All Creatures Got a Place in the Choir

When I was growing up in Boise, Idaho, some of my fondest memories involve camping in the outdoors. I first did this in Boy Scouts through Troop 19. I got involved with that troop because several friends from my church, Whitney United Methodist Church, were involved, and their fathers were also involved. There was a nice synergy between Boy Scouts and church as a result. It was a logical thing then to make the transition to attending church camp when I entered High School. 

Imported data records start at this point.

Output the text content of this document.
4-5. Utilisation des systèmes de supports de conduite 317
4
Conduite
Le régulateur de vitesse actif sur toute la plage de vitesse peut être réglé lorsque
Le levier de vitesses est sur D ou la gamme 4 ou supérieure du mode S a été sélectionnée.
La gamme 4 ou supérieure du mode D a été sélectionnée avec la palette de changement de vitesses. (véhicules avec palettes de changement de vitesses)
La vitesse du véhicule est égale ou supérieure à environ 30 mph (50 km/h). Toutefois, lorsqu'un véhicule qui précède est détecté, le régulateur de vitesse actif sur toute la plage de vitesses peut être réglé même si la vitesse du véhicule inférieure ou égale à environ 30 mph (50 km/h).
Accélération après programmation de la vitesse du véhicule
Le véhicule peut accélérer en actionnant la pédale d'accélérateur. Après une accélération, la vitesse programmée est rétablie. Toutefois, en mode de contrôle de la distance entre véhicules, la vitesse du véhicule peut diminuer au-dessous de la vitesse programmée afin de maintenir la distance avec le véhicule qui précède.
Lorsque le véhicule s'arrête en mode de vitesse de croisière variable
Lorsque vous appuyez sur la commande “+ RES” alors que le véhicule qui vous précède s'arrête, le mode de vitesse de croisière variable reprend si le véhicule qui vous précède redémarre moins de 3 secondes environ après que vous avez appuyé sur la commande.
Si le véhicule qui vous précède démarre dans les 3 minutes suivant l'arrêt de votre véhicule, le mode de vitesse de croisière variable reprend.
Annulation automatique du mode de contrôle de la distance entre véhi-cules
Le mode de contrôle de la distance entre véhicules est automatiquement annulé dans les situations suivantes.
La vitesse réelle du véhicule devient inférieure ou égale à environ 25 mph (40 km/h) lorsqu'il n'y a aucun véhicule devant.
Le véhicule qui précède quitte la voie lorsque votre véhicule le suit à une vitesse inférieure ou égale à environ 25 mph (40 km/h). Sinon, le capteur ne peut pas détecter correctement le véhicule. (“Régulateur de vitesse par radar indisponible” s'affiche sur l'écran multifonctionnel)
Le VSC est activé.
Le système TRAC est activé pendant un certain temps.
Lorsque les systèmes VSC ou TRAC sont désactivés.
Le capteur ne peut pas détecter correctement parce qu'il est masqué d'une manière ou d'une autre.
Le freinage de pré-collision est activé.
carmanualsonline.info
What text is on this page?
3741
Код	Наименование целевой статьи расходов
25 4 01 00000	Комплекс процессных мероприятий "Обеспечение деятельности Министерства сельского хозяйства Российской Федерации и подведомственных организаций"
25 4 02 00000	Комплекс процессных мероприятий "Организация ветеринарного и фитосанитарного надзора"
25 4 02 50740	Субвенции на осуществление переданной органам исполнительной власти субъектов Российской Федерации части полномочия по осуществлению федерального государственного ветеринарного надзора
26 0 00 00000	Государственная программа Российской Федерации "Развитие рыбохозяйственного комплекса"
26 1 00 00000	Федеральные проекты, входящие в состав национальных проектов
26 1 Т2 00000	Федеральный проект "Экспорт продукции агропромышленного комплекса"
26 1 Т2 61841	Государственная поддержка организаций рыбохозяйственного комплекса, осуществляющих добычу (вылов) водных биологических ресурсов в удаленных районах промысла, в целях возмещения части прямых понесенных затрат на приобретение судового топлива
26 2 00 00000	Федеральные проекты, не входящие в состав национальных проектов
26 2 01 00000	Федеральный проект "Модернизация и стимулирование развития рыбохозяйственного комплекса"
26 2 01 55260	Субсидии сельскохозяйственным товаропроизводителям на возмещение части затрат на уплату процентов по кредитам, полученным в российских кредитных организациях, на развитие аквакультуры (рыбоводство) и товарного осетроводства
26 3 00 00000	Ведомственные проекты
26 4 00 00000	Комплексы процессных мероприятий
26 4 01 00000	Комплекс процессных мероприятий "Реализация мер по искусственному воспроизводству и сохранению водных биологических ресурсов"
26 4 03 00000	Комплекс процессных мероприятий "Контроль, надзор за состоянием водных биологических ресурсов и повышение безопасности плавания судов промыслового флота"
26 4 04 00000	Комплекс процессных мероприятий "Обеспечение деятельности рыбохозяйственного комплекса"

It is impossible to overstate the deeply significant difference our church camp experiences can make in the lives of individuals from age 3 to 103. An article in Portland Family magazine collects some of the memories various persons have of their camping experiences. The article features many stories from our United Methodist camps in Oregon and Idaho. This is the article: Unforgettable Campfire and Camping Memories


Susan Delaney provided this interesting link about a study relating personal well-being and caring behavior with experiences in the natural world:
The University of Rochester reported recently that seeing naturescapes helps reduces stress and promotes overall well being. While the positive effects of nature are well documented, this study (read about it here) shows that the benefits extend to a person's values and actions. Exposure to nature, in any form, leads people to value community and close relationships. In short, communing with nature helps people also commune with their basic values. If rubbing elbows with nature helps us to be people friendly and generous, perhaps we should invite more nature into our lives.  Good idea!!
Anyone involved with the camping programs of our conference will surely say, "Of course! We've known that for a century." It's nice that academic research has caught up with us, or has at least verified what we have been practicing all along. Church camp is not just about sticking people out in the woods. It is about providing experiences in appropriate natural settings that reinforce our connection as creatures of God with the rest of the created world. As Christians, we proclaim that we are created by God. We are therefore creatures, along with the rest of the natural world. Camping makes the connections between human community and the natural community explicit. When we sing hymns like "This Is My Father's World," and "For the Beauty of the Earth," we are acknowledging along with the Psalmist that "the Earth is the Lord's, and the fullness thereof" (Psalm 24:1). Church camp, precisely because it makes these connections explicit, helps us to remember what we too often forget: we are a part of a vast intimately interconnected web of life. We are created by God with a purpose, and all our individual purposes are interwoven into the vast fabric of purposes God has for all of creation. 


Well-being, and charitable kindness of the kind researched in the article cited above arise out of remembering who we are and why we are here. We are here to give glory to God by our very aliveness and our relationship with the rest of this earthly chorus that God has assembled to sing into being. All God's children - human and more-than-human - have a place in the choir. Church camp reminds us how to sing.